Various related Elm implementations of things

Discussions


#2

This makes sense to me. I’m mixed about whether to actually have a tagged Byte type, that is a boxed Int between 0 and 255. Pretty much all the sequence types are going to want functions that take/return Int or List Int or Array Int. I really don’t want to convert Bytes into Array Byte, and then Array.map (\(Byte int) -> int) on it. It might be better to just forego the Byte type and use Int everywhere.

In any case, this is all doable as pure Elm to get it working, and then as an elm-exporations module to kernelize the parts that need to be faster/smaller. Having a real implementation in hand would help in analyzing its merits.


#3

Sure, that can certainly be discussed. The point was to have some kind of forced clamping, but the JavaScript typed array functions do that anyway, so it may not be needed. We can certainly

type alias Byte = Int

instead.


#4

Yes, I have already started (using Array Byte as the type) but I was hoping to get some feedback before coding everything :slight_smile:


#5

Early this year, up to February, I took a stab at a thin “native” (0.18 semantics) package to enable usage of JS Typed Arrays. Originally, I wanted to build a linear algebra library (elm-tensor) to manipulate matrices and interact with Web APIs needing typed arrays without paying the price of conversion of (huge) matrices through ports.

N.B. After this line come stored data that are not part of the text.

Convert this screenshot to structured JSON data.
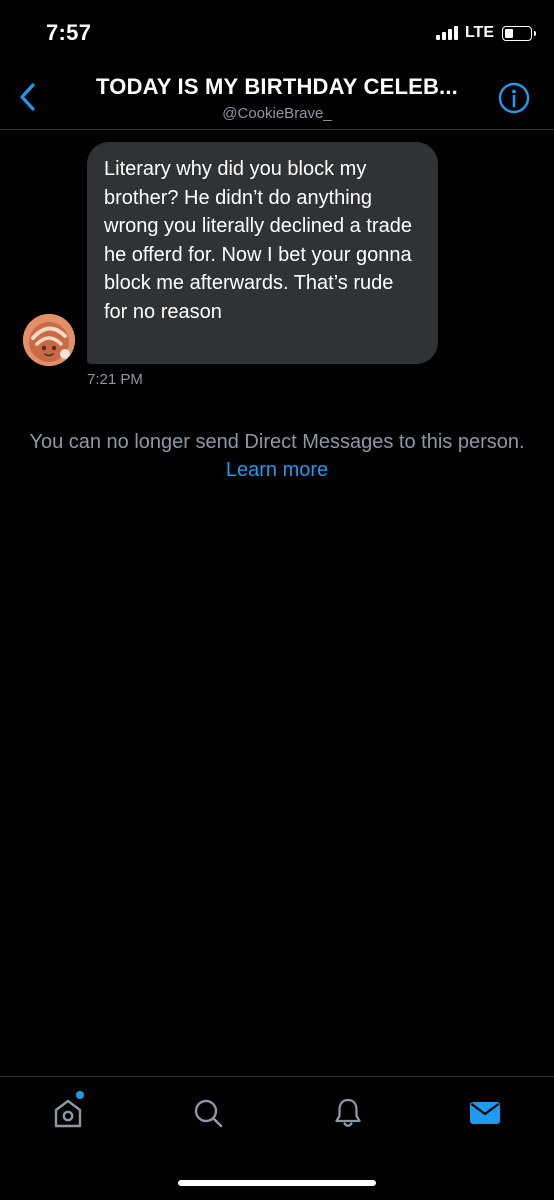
{
  "status_bar": {
    "time": "7:57",
    "network": "LTE"
  },
  "header": {
    "title": "TODAY IS MY BIRTHDAY CELEB...",
    "handle": "@CookieBrave_",
    "back_icon": "chevron-left-icon",
    "info_icon": "info-icon"
  },
  "conversation": {
    "messages": [
      {
        "text": "Literary why did you block my brother? He didn’t do anything wrong you literally declined a trade he offerd for. Now I bet your gonna block me afterwards. That’s rude for no reason",
        "time": "7:21 PM",
        "direction": "incoming"
      }
    ],
    "notice": {
      "text": "You can no longer send Direct Messages to this person.",
      "link": "Learn more"
    }
  },
  "bottom_nav": {
    "items": [
      {
        "icon": "home-icon",
        "active": false,
        "badge": true
      },
      {
        "icon": "search-icon",
        "active": false
      },
      {
        "icon": "bell-icon",
        "active": false
      },
      {
        "icon": "mail-icon",
        "active": true
      }
    ]
  },
  "colors": {
    "background": "#000000",
    "bubble": "#2f3336",
    "accent": "#1d9bf0",
    "muted_text": "#8b98a5",
    "divider": "#2f3336"
  }
}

I wanted to have a very flexible and robust underlying typed array interface and spent a lot of (too much) time on it. I did an exhaustive report of my experiments in discourse. I think my main mistake was trying to cover everything, I didn’t have the time or energy to do so. As Brian mentioned in that post, the most important thing is to focus on a concrete use case. I see that you have quite a big use case for files/blob sending and receiving over network/file system. I’d focus on that and leave aside strings / canvas / etc.

I also like your idea of trying to implement a pure Elm (slow doesn’t matter) prof of concept to propose an API.


#6

Yes, that’s sort of what I’m doing. I’m just mentioning them in order to show that they are probably not incompatible.


#7

Yes, I think so too. It’s not the Elm way to just cover an existing API. I see very little use for the full flora of Typed Arrays, one good Bytes type should do the trick.


When do we need binary decoder and encoder?
#8

I’m very pleased with seeing the new elm/bytes repository. I think that covers the basic byte sequence type I describe here, and if people want to make this kind of tree like structure for efficient concatenation and modification (instead of using the encoders) it can be implemented on top of them.

One thing is missing though and that is shallow slicing. For our purposes we want to divide up a file into slices but avoid making new copies, the decoder can’t do that. Perhaps a decodeShallow could be made to that uses shallow slicing for bytes decoders.

In fact, it looks like you can slice at all without copying the bytes before the slice and then throwing them away. But that can easily be fixed by a skip decoder or similar.

I know, I don’t have a very convincing use case. I’m going to write that up in a new post when I find the time.